India’s most hawkish rate-setter said the policy rate was reaching a level that allows past aggressive action to cool inflation without inflicting too much pain on the economy.
“I do hope that 6 percent will be sufficient to glide inflation down toward the target, and in that case, 6 percent could be the terminal rate. It could also be a little higher,” Jayanth Rama Varma, an external member of the Reserve Bank of India’s (RBI) monetary policy panel, said in an e-mail reply to questions.
Varma, who called on the RBI more than a year ago to hike earlier rather than later, is now advocating for a pause after policymakers, in his view, had sufficiently raised by 190 basis points in four straight increases since May to bring the key rate to 5.9 percent.
Photo: Bloomberg
Raising borrowing costs further would impede capital investment that is “absolutely essential” to fire up Asia’s third-largest economy, he said.

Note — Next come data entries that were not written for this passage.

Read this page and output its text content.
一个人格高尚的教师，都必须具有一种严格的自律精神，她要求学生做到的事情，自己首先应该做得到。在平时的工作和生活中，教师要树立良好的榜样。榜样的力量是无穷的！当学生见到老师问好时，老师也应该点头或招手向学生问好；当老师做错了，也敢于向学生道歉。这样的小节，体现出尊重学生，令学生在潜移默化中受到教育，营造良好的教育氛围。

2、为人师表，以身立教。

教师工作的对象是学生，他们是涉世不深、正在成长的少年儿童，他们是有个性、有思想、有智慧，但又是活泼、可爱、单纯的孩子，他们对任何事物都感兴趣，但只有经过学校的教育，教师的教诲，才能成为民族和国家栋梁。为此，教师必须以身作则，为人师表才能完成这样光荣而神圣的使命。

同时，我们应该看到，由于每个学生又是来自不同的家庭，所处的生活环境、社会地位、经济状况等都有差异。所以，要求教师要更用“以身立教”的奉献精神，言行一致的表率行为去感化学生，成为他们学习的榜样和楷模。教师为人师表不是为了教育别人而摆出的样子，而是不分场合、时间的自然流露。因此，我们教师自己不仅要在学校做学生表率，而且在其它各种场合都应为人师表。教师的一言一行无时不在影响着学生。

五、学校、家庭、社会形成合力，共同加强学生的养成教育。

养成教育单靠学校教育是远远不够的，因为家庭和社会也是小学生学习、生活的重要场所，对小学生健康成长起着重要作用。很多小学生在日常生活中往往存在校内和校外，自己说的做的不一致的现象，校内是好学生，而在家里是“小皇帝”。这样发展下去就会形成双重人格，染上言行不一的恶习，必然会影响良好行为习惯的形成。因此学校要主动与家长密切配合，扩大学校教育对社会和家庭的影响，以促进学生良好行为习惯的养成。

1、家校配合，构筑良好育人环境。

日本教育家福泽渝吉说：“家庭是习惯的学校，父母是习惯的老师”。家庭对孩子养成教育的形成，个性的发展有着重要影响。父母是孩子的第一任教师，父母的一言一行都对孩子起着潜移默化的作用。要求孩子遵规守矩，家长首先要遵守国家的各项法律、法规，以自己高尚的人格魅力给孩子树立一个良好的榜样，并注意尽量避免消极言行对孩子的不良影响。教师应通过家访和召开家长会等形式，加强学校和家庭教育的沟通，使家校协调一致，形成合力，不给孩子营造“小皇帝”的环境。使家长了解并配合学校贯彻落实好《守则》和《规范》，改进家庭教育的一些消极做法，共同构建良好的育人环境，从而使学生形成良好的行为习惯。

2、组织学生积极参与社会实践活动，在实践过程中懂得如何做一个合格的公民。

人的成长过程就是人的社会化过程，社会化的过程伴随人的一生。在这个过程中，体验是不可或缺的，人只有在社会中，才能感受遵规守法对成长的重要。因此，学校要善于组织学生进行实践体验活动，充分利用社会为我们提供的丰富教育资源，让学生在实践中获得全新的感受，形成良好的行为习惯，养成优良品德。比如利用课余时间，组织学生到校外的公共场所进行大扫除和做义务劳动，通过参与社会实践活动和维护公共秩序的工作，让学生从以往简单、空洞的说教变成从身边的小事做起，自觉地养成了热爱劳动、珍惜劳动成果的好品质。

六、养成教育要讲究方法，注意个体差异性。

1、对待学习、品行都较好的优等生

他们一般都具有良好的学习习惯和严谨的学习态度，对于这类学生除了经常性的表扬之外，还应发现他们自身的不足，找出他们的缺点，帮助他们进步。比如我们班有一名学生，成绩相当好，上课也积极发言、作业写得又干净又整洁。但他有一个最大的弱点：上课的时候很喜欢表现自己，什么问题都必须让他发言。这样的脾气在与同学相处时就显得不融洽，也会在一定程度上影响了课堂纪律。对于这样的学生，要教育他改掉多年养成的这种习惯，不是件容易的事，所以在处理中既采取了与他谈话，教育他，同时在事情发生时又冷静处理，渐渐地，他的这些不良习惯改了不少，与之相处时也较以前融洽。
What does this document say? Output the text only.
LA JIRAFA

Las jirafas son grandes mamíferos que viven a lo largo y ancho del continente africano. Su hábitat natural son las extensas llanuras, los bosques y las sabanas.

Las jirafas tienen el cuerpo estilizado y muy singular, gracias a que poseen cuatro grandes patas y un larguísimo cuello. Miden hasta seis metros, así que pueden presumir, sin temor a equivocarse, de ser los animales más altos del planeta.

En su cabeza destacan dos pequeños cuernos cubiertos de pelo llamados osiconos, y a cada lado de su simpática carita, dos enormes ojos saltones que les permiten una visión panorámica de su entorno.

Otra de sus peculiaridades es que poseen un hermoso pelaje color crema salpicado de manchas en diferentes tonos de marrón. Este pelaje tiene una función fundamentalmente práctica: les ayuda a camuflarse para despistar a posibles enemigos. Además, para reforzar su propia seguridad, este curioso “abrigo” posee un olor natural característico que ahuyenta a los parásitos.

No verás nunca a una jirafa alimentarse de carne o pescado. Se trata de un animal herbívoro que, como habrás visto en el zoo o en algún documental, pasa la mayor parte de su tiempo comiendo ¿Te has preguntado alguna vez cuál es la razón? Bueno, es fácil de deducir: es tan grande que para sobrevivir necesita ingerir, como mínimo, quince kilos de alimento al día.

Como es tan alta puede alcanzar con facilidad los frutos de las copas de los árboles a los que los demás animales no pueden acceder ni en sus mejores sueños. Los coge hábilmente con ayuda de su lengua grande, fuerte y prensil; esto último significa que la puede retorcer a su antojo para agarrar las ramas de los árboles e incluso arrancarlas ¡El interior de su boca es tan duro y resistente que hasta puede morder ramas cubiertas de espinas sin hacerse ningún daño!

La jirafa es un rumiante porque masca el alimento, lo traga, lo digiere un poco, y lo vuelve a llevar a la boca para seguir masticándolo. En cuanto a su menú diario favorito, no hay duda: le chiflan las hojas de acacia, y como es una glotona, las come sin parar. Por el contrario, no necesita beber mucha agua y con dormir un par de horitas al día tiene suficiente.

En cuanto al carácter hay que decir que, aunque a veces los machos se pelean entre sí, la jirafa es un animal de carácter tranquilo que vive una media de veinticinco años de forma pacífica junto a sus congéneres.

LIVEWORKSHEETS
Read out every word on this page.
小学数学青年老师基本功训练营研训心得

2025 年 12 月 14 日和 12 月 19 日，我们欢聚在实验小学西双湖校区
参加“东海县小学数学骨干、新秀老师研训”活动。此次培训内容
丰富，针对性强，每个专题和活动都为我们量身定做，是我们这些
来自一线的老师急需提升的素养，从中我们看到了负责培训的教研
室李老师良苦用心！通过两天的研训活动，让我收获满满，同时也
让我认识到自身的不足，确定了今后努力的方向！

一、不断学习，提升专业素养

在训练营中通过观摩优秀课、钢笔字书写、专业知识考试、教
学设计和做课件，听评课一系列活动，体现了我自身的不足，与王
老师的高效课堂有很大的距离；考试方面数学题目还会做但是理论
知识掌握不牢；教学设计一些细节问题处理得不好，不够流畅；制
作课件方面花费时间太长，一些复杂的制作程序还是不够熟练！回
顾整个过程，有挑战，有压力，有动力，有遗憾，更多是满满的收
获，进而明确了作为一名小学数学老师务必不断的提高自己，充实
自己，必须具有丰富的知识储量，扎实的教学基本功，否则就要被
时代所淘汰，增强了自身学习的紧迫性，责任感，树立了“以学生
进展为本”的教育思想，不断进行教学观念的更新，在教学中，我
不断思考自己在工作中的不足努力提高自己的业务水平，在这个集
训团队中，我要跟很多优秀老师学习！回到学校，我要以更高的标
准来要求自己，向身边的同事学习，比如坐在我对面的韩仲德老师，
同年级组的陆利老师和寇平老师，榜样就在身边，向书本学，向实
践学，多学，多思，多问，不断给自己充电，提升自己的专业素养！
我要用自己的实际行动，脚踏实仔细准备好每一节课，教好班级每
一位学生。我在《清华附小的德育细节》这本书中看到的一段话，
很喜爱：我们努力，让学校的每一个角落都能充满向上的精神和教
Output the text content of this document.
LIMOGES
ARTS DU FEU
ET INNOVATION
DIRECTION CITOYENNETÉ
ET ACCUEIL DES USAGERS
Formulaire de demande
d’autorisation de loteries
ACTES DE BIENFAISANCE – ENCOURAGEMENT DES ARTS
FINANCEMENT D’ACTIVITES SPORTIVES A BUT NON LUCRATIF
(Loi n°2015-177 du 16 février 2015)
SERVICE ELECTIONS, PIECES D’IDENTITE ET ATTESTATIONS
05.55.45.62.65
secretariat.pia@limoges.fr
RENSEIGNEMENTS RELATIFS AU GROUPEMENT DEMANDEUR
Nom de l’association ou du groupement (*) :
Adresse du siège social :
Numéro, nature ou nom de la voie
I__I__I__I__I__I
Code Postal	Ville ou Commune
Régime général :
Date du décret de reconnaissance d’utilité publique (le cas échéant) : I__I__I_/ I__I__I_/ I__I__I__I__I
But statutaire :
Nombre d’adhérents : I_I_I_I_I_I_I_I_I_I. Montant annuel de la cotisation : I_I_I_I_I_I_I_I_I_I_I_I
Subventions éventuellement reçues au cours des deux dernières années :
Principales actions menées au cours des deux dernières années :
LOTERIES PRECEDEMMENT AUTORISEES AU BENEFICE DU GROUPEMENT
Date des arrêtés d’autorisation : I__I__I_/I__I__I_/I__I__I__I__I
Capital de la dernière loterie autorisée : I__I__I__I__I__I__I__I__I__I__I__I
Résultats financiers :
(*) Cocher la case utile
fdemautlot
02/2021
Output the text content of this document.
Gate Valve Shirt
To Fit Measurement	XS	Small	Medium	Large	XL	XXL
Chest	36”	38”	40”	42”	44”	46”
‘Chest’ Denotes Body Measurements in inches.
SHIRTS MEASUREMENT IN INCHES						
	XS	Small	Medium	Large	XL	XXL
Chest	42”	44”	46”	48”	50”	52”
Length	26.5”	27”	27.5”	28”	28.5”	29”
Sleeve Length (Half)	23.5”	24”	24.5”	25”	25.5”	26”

India, like others that joined the tightening trend relatively early, must balance the need to tame above-target inflation while supporting the economy in the face of a global recession risk and a US Federal Reserve that remains aggressive.
The RBI last month cut its economic growth outlook for the current financial year to 7 percent from a previous 7.2 percent.
“There is no free lunch,” Varma said of the higher rates “inflicting some degree of pain on the economy.”
What is needed, he said, was to keep the policy rate above neutral “for as long as needed to bring inflation down to target” and “as far above the neutral rate as the economy can tolerate without causing excessive disruption.”
He said it was difficult to say what the neutral rate in India would be.
What he is more certain about is that the full effect of India’s rate hikes on damping price pressures would take five to six quarters and there is nothing policymakers “can do today about the inflation prints of the next couple of quarters” as monetary policy works with a lag.
Inflation has stayed above the RBI’s 2 to 6 percent target band for three quarters.
The “possibility of another small hike cannot be ruled out” and “a pause is not a stop,” as it suggests that the foot is on the brake and not the accelerator, but ready to push down on the gas “when needed,” Varma said.
“Countries like the US with a booming economy are in a very different situation from those experiencing inadequate economic growth. It is therefore natural that divergences will be more common going forward,” he added.